The garbage collector (GC) must be able to locate all the pointers from heap objects to other heap objects, but also from the stack and registers (roots) into the heap. Below we will not discuss registers, since this is a stack machine that is okay. During execution some stack slots are registers, however that’s an implementation detail not relevant at the current abstraction level. This means that it must know which stack slots contain pointers, and which do not (because they contain ints or floats). Data structures containing this information are known as stack maps and can potentially be a lot of data!
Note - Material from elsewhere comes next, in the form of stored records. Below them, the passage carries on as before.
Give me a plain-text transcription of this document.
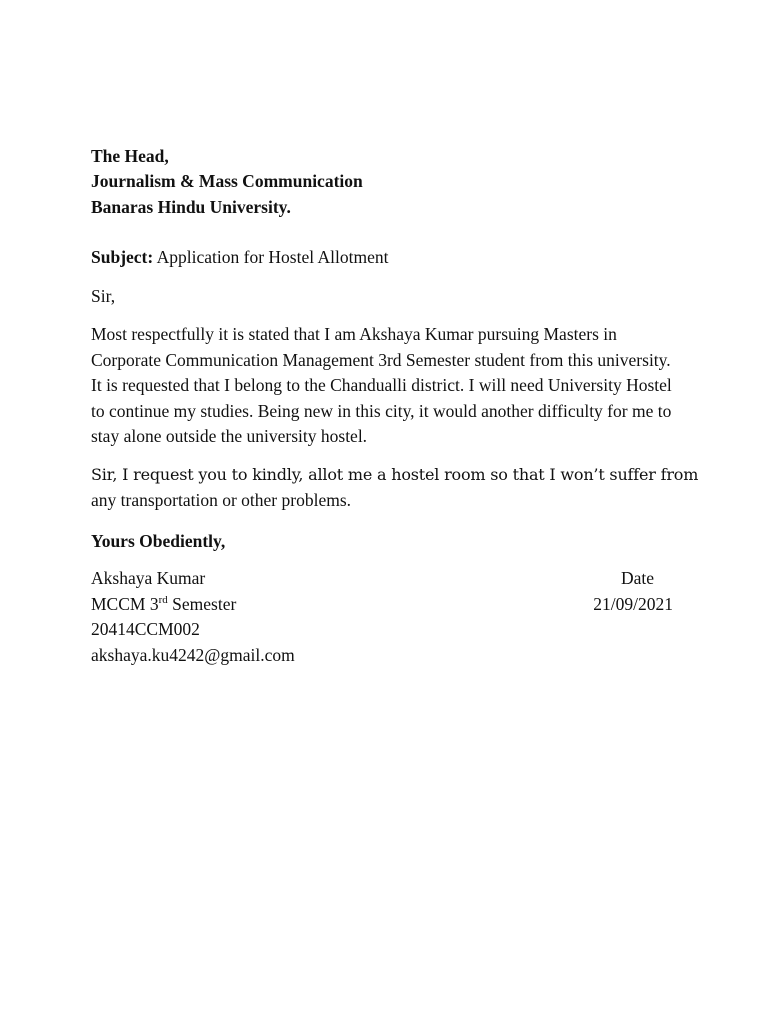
The Head,
Journalism & Mass Communication
Banaras Hindu University.
Subject: Application for Hostel Allotment
Sir,
Most respectfully it is stated that I am Akshaya Kumar pursuing Masters in Corporate Communication Management 3rd Semester student from this university. It is requested that I belong to the Chandualli district. I will need University Hostel to continue my studies. Being new in this city, it would another difficulty for me to stay alone outside the university hostel.
Sir, I request you to kindly, allot me a hostel room so that I won’t suffer from
any transportation or other problems.
Yours Obediently,
Akshaya Kumar
MCCM 3rd Semester
20414CCM002
akshaya.ku4242@gmail.com
Date
21/09/2021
Most if not all accurate garbage collectors reduce the amount of data by only storing this information for specific points in the program, known as GC safe points. It is pretty clear that a GC safe point should not be placed during initialisation in the first two examples. If a GC safe point is needed it should be before the allocation occurs, a collection may be triggered then anyway.

Regardless in addition to initialising a structure this code should ensure that whether or not each stack slot is a pointer is reflected correctly in the current stack map at any GC safe points. This appears to add more work for the later two options. However it is not much more work, since the variables used for the fields of a construction are already on the stack and need to be marked correctly in the stack map.
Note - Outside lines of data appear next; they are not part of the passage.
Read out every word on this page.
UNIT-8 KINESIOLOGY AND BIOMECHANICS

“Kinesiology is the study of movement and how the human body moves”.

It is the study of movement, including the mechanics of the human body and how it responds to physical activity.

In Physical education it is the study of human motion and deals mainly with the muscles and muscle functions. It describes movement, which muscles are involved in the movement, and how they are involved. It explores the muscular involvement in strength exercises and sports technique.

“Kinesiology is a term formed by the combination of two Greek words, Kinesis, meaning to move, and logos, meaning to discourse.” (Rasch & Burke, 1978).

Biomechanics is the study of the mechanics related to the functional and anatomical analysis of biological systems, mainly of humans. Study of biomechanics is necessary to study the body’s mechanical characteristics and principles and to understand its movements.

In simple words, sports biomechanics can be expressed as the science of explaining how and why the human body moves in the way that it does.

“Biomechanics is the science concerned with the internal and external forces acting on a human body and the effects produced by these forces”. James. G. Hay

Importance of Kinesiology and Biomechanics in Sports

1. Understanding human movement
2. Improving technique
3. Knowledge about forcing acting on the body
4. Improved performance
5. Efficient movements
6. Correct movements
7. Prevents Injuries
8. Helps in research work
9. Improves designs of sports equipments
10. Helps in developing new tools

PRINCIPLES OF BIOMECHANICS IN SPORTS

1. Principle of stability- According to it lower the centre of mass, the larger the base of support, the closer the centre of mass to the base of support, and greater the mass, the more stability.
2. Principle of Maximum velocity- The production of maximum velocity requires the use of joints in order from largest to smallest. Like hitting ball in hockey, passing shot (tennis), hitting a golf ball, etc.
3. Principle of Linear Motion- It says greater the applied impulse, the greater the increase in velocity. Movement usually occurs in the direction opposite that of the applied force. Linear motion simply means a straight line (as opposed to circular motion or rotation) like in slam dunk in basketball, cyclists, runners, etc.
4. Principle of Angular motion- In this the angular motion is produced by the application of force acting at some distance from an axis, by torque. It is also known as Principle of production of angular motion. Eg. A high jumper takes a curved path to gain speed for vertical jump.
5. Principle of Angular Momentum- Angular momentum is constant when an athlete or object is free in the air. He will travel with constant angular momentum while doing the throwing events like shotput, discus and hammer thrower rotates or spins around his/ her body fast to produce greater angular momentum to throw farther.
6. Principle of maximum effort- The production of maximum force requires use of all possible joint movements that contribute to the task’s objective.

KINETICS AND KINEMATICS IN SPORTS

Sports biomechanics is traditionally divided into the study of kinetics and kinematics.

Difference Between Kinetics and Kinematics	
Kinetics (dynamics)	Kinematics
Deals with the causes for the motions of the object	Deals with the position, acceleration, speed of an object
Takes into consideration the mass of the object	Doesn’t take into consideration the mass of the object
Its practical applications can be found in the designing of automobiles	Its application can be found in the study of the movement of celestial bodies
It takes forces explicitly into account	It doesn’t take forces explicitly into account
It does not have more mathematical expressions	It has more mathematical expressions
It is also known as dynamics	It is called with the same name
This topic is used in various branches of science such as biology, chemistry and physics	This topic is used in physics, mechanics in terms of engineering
When memory is allocated and has been initialised then the GC must also know which if its fields is a pointer. Like other things there are multiple ways to handle this, however I will probably provide a bitmap to the garbage collector at allocation/initialisation time. I haven’t shown either this, or any code related to the stack maps in the examples above. Because the initialisation phase in the first two examples is not GC safe, then it probably doesn’t matter whether the code provides this bitfield to the collector at allocation time, or once the object is completely initialised.

Finally this bitfield needs to be created or updated by the generated code based on the same information used by the stack maps. Why not statically? Surely bitfields could be shared between structures of the same type? Because Plasma will support polymorphism and therefore a polymorphic field’s actual type may or may not be a pointer. I have not thought deeply about how to do this. I don’t think that my choice of how to allocate and initialise memory will affect how to handle stack maps, bit fields in the heap or polymorphism. Nevertheless it is important to give some thought to these problems now.

Conclusion

I will most likely choose the second option. It offers more versatility than the third, it may make LCMC and other optimisations easier. It also restricts garbage collection less than the first option.

Of course at this stage in development I’m willing to change my mind if problems arise.